A significant technical contribution of the paper is the analysis of the “boundary effect” that arises uniquely in discrete time. In dense orders, intervals can be placed arbitrarily close to each other, making it easy to enforce the required nesting without additional constraints. In contrast, discrete orders force the endpoints to be integer points, which means that two intervals cannot be placed “infinitesimally” apart. The authors show how to overcome this limitation by inserting auxiliary intervals that act as buffers, thereby preserving the intended D‑relationships while respecting the discrete nature of the timeline.
The paper also discusses the broader implications of the result. First, it sharpens the known decidability landscape for Halpern‑Shoham logic by adding a clear separation between dense and discrete models for the same fragment. Second, the reduction technique provides a template for proving undecidability of other minimal fragments that involve only a subset of the twelve Allen relations. Third, the result warns practitioners that even seemingly innocuous restrictions of a temporal logic do not guarantee tractability when the underlying time domain changes from dense to discrete—a crucial consideration for applications in verification, planning, and database temporal querying.

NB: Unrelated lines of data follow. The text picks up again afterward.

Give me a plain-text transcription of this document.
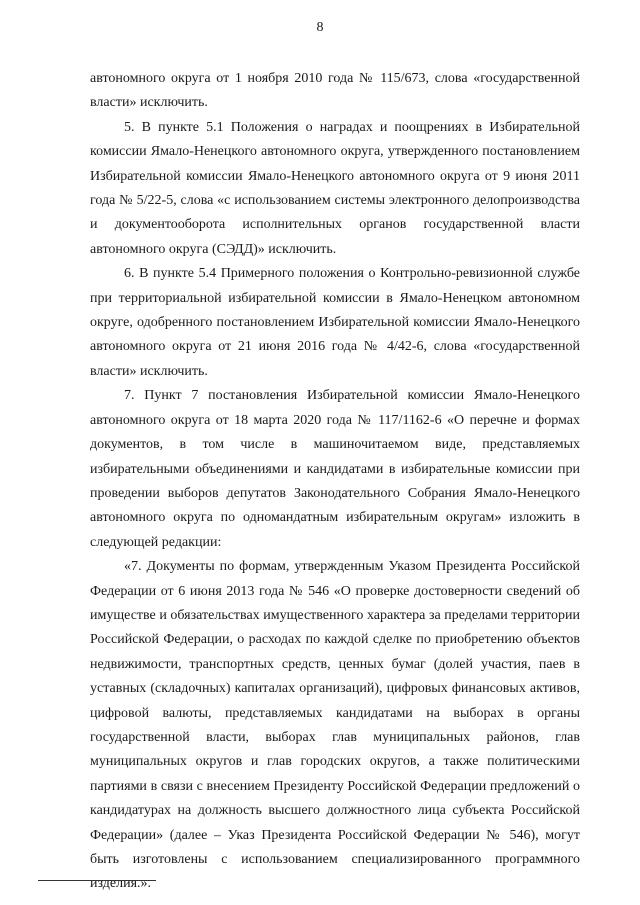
8

автономного округа от 1 ноября 2010 года № 115/673, слова «государственной власти» исключить.

5. В пункте 5.1 Положения о наградах и поощрениях в Избирательной комиссии Ямало-Ненецкого автономного округа, утвержденного постановлением Избирательной комиссии Ямало-Ненецкого автономного округа от 9 июня 2011 года № 5/22-5, слова «с использованием системы электронного делопроизводства и документооборота исполнительных органов государственной власти автономного округа (СЭДД)» исключить.

6. В пункте 5.4 Примерного положения о Контрольно-ревизионной службе при территориальной избирательной комиссии в Ямало-Ненецком автономном округе, одобренного постановлением Избирательной комиссии Ямало-Ненецкого автономного округа от 21 июня 2016 года № 4/42-6, слова «государственной власти» исключить.

7. Пункт 7 постановления Избирательной комиссии Ямало-Ненецкого автономного округа от 18 марта 2020 года № 117/1162-6 «О перечне и формах документов, в том числе в машиночитаемом виде, представляемых избирательными объединениями и кандидатами в избирательные комиссии при проведении выборов депутатов Законодательного Собрания Ямало-Ненецкого автономного округа по одномандатным избирательным округам» изложить в следующей редакции:

«7. Документы по формам, утвержденным Указом Президента Российской Федерации от 6 июня 2013 года № 546 «О проверке достоверности сведений об имуществе и обязательствах имущественного характера за пределами территории Российской Федерации, о расходах по каждой сделке по приобретению объектов недвижимости, транспортных средств, ценных бумаг (долей участия, паев в уставных (складочных) капиталах организаций), цифровых финансовых активов, цифровой валюты, представляемых кандидатами на выборах в органы государственной власти, выборах глав муниципальных районов, глав муниципальных округов и глав городских округов, а также политическими партиями в связи с внесением Президенту Российской Федерации предложений о кандидатурах на должность высшего должностного лица субъекта Российской Федерации» (далее – Указ Президента Российской Федерации № 546), могут быть изготовлены с использованием специализированного программного изделия.».
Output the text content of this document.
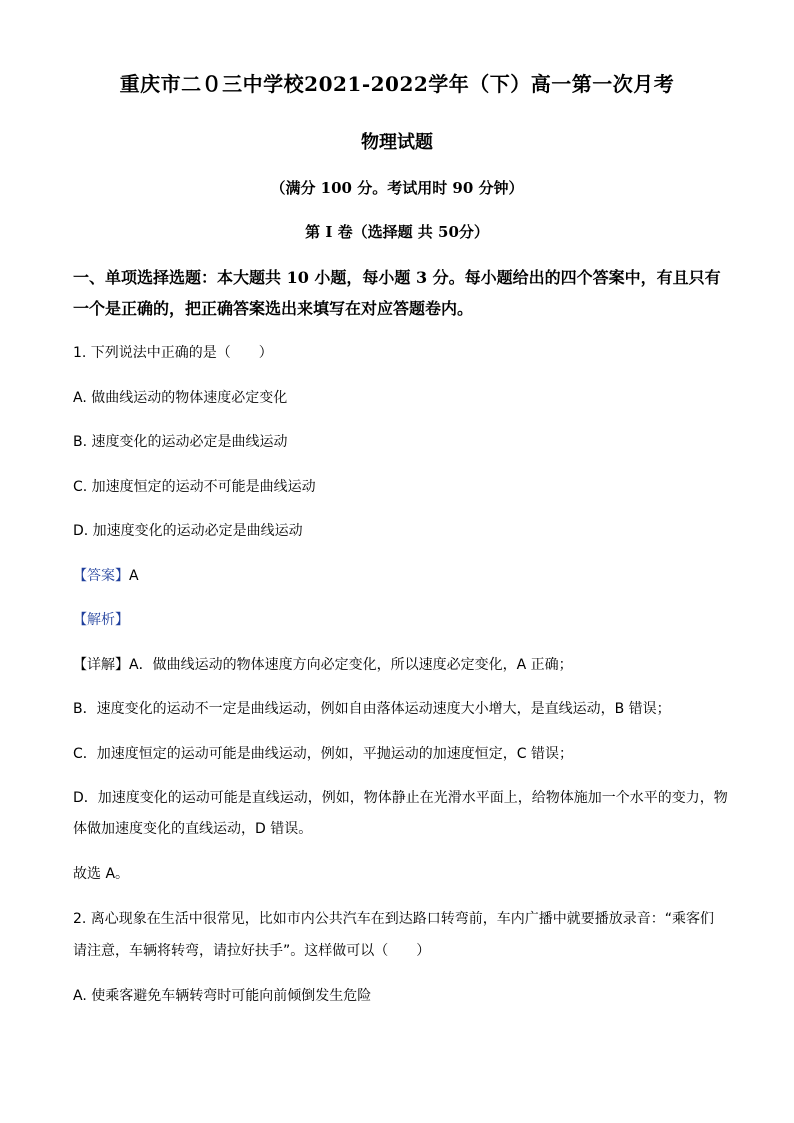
重庆市二０三中学校2021-2022学年（下）高一第一次月考
物理试题
（满分 100 分。考试用时 90 分钟）
第 I 卷（选择题 共 50分）
一、单项选择选题：本大题共 10 小题，每小题 3 分。每小题给出的四个答案中，有且只有
一个是正确的，把正确答案选出来填写在对应答题卷内。
1. 下列说法中正确的是（　　）
A. 做曲线运动的物体速度必定变化
B. 速度变化的运动必定是曲线运动
C. 加速度恒定的运动不可能是曲线运动
D. 加速度变化的运动必定是曲线运动
【答案】A
【解析】
【详解】A．做曲线运动的物体速度方向必定变化，所以速度必定变化，A 正确；
B．速度变化的运动不一定是曲线运动，例如自由落体运动速度大小增大，是直线运动，B 错误；
C．加速度恒定的运动可能是曲线运动，例如，平抛运动的加速度恒定，C 错误；
D．加速度变化的运动可能是直线运动，例如，物体静止在光滑水平面上，给物体施加一个水平的变力，物
体做加速度变化的直线运动，D 错误。
故选 A。
2. 离心现象在生活中很常见，比如市内公共汽车在到达路口转弯前，车内广播中就要播放录音：“乘客们
请注意，车辆将转弯，请拉好扶手”。这样做可以（　　）
A. 使乘客避免车辆转弯时可能向前倾倒发生危险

In summary, the authors deliver a rigorous and unexpected proof that the sub‑interval logic (the D‑only fragment of Halpern‑Shoham) is undecidable over discrete linear orders, despite its decidability over dense orders and the decidability of its reflexive counterpart on discrete structures. This work deepens our understanding of how the granularity of the time domain interacts with the expressive power of interval modalities, and it opens new avenues for exploring the decidability borders of other constrained interval logics.